03/06/2014 (Jakarta Post) - The rupiah tumbled to its lowest level in three months on Monday as the country reported its biggest trade deficit in nine months.

The local currency slid 0.8 percent to 11,765 per US dollar at the end of trading, prices from local banks compiled by Bloomberg show.

The country failed to keep its trade balance in check after a total surplus of US$1.52 billion in the first three months of the year.

It instead swung back to the red, with a monthly deficit of $1.96 billion in April, according to Central Statistics Agency (BPS) data.

BPS deputy head for distribution and service statistics Sasmito Hadi Wibowo said the trade gap might get wider as imports would likely increase further later this month and next month with Ramadhan and Idul Fitri, when domestic consumption usually peaked.

Imports of, among other items, cereal, which is used in the production of processed food like biscuits, before and during those periods, usually pick up at this time.

Imports of cereal jumped by 33.96 percent to 322.3 million in April.

“It will be hard for us to maintain the trade balance because domestic consumption peaks during the festivities. The pressure may only ease in August,” Sasmito said after the announcement of the foreign trade data.

Exports slid 5.92 percent to $14.29 billion on a monthly basis in April, driven by the lower overseas shipments of both key commodities, like palm oil and coal, and manufactured goods, particularly vehicles and their parts and jewelry.

The exports of palm oil and coal, the largest contributor to non-oil and gas exports, dropped by 45.02 percent to $1.12 billion and by 9.78 percent to $1,86 billion, respectively in April from March, while the sales of cars, auto-parts and jewelry tumbled by 12.92 percent to $411.5 million and 23.15 percent to $339.4 million, respectively.

In contrast, imports grew much faster than exports, climbing by 11.93 percent to $16.26 billion on the back of purchases of capital goods, intermediary components and consumption goods.

Economists said pressure on the country’s trade balance would lessen, however, and offered a positive outlook in the long run due to several factors.

A helping hand could be in the form of a possible ease in the mineral export policy, which was still under discussion in the government, said Purbaya Yudhi Sadewa, the chief economist at the Danareksa Research Institute.

The government is mulling relaxing its tax policy for miners committed to building facilities to process their mineral ores locally.

The future policy will affect major exporters like US-based Freeport and Newmont.

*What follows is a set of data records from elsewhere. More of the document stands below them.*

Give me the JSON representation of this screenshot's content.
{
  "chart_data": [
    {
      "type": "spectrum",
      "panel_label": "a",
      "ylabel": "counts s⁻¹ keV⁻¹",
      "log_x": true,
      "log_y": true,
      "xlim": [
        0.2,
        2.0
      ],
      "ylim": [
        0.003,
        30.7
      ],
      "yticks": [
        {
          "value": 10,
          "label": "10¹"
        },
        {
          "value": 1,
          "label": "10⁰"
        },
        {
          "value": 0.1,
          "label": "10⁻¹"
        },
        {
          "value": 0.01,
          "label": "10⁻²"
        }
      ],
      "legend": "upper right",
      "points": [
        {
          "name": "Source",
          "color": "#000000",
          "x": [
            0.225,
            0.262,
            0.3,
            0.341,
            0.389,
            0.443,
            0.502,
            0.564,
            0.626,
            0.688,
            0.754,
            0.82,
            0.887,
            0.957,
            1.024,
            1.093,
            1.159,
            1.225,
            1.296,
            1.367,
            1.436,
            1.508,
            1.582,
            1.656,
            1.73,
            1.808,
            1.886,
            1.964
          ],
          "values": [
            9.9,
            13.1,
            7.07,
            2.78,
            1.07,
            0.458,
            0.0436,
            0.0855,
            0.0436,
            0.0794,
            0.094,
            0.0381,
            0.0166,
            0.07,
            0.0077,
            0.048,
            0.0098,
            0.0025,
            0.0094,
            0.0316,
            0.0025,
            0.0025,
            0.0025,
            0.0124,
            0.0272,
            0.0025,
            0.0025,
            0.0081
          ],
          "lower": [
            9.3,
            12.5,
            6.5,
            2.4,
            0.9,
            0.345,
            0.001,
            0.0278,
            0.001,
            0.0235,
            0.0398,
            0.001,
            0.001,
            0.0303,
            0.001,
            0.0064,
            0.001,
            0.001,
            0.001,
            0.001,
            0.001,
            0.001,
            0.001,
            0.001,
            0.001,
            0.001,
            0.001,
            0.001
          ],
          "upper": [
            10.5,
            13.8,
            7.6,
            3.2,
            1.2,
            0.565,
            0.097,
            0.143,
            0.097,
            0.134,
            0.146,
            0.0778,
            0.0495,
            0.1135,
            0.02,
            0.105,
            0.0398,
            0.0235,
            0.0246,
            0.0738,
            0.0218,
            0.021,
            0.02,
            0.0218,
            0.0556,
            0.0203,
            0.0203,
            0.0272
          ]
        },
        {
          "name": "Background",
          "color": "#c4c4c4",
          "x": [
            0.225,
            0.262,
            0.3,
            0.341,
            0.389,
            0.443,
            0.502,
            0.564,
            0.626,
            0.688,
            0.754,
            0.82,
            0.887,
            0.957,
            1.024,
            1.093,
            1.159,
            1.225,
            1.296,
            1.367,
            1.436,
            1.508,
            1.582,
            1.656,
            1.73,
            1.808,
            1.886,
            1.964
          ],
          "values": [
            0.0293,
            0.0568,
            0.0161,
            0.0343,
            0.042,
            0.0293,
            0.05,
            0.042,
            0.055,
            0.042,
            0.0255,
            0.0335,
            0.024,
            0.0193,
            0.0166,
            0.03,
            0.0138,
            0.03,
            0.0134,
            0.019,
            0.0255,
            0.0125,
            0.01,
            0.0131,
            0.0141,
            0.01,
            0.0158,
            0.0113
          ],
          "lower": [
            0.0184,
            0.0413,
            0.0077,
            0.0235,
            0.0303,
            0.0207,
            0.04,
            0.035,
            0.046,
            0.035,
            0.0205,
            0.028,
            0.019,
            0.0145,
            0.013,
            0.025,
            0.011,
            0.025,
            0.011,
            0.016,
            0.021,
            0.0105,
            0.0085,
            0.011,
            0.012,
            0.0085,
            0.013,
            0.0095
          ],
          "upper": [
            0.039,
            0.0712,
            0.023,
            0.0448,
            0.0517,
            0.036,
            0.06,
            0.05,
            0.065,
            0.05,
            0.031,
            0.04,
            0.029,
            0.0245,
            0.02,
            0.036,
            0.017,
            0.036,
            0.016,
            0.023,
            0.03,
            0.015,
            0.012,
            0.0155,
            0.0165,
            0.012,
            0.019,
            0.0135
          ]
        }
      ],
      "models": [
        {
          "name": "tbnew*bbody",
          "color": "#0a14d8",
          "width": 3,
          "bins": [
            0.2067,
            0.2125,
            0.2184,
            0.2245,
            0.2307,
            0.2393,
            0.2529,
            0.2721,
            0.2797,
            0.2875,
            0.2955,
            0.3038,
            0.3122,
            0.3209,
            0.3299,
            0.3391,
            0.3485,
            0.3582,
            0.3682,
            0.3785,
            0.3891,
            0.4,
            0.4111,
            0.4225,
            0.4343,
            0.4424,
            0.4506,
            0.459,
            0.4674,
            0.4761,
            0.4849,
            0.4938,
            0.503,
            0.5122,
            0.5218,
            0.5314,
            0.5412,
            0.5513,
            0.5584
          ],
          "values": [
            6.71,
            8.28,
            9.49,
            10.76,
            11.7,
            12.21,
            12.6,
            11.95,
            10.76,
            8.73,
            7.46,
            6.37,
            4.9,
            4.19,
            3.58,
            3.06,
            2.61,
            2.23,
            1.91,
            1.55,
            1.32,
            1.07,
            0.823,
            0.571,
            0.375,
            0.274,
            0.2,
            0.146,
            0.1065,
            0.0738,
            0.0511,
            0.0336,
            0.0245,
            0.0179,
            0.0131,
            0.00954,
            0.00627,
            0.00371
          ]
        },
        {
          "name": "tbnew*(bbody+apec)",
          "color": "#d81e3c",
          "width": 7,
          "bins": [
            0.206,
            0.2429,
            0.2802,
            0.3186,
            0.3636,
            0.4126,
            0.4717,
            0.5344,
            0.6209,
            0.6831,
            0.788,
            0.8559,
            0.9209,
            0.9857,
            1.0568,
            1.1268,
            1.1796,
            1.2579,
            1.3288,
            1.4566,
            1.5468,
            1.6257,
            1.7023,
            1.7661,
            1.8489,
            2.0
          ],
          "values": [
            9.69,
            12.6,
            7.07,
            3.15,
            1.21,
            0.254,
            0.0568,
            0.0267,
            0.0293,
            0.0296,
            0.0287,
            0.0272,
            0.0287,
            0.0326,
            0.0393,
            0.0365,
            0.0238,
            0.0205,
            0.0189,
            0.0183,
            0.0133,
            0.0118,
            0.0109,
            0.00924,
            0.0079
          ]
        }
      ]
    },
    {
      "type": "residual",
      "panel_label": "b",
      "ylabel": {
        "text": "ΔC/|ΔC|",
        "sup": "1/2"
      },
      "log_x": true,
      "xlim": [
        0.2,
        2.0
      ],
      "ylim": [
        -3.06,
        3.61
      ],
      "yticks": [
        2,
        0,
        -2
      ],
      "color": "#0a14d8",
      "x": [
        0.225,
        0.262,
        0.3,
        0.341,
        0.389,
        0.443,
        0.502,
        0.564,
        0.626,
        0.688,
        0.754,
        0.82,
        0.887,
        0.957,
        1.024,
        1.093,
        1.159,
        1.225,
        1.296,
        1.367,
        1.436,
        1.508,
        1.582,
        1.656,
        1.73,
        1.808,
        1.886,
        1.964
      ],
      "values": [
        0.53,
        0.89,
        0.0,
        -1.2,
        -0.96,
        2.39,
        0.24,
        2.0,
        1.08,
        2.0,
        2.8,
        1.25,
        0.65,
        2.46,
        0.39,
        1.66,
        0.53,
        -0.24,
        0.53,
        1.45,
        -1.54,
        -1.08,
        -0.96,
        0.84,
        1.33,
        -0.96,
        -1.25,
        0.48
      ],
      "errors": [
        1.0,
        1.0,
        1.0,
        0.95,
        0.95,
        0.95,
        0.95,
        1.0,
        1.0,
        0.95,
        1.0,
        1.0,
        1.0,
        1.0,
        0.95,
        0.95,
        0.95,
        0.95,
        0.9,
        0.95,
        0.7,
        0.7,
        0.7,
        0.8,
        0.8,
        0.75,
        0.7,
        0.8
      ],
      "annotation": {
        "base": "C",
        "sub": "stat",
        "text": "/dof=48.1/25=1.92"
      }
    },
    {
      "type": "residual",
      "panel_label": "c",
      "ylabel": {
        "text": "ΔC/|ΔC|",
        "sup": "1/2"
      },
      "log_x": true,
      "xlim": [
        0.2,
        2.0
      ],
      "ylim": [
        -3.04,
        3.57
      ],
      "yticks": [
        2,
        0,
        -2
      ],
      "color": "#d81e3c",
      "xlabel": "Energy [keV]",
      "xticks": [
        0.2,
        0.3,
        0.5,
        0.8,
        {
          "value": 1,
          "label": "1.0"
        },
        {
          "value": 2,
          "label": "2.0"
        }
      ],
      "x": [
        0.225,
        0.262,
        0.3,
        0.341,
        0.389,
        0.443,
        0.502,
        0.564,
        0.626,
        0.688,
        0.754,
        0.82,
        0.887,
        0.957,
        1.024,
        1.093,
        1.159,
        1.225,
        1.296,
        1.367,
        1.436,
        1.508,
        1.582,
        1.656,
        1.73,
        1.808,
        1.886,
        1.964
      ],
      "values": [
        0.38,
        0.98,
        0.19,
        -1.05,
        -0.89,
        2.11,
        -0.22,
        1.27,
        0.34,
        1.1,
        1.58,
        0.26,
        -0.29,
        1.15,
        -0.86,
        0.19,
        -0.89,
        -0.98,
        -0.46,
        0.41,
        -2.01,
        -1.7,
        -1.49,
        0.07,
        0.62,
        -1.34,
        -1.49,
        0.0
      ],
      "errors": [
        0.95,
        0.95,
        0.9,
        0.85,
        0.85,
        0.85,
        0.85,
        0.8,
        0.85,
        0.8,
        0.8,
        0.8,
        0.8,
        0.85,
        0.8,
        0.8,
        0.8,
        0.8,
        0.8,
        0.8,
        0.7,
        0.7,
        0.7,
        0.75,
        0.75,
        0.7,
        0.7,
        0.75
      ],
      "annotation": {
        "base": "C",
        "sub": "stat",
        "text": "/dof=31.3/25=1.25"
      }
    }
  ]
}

“The miners may resume their shipments and there will be additional revenue of between $1 billion and $1.5 billion from our exports when that happens,” said Purbaya.

A resurgence in the imports of capital goods — necessary to support investment and manufacturing activities — would also help generate bigger exports, he added.

Indonesian manufacturing activity jumped to a new high in May as new orders grew to a record, according to HSBC market purchasing managers’ index (PMI) survey released on Monday.

The index picked up to 52.4 in May from 51.5 a month earlier, the highest level since the series began in April 2011.

“Despite the disappointing print in manufactured goods exports, the improvement in capital goods imports and the resurgence in manufacturing activity suggested by the PMI give cause for optimism that the weakness in April’s trade data will prove temporary,” Barclays’ economists Wai Ho Leong, Bill Diviney and Hamish Pepper wrote in their research note.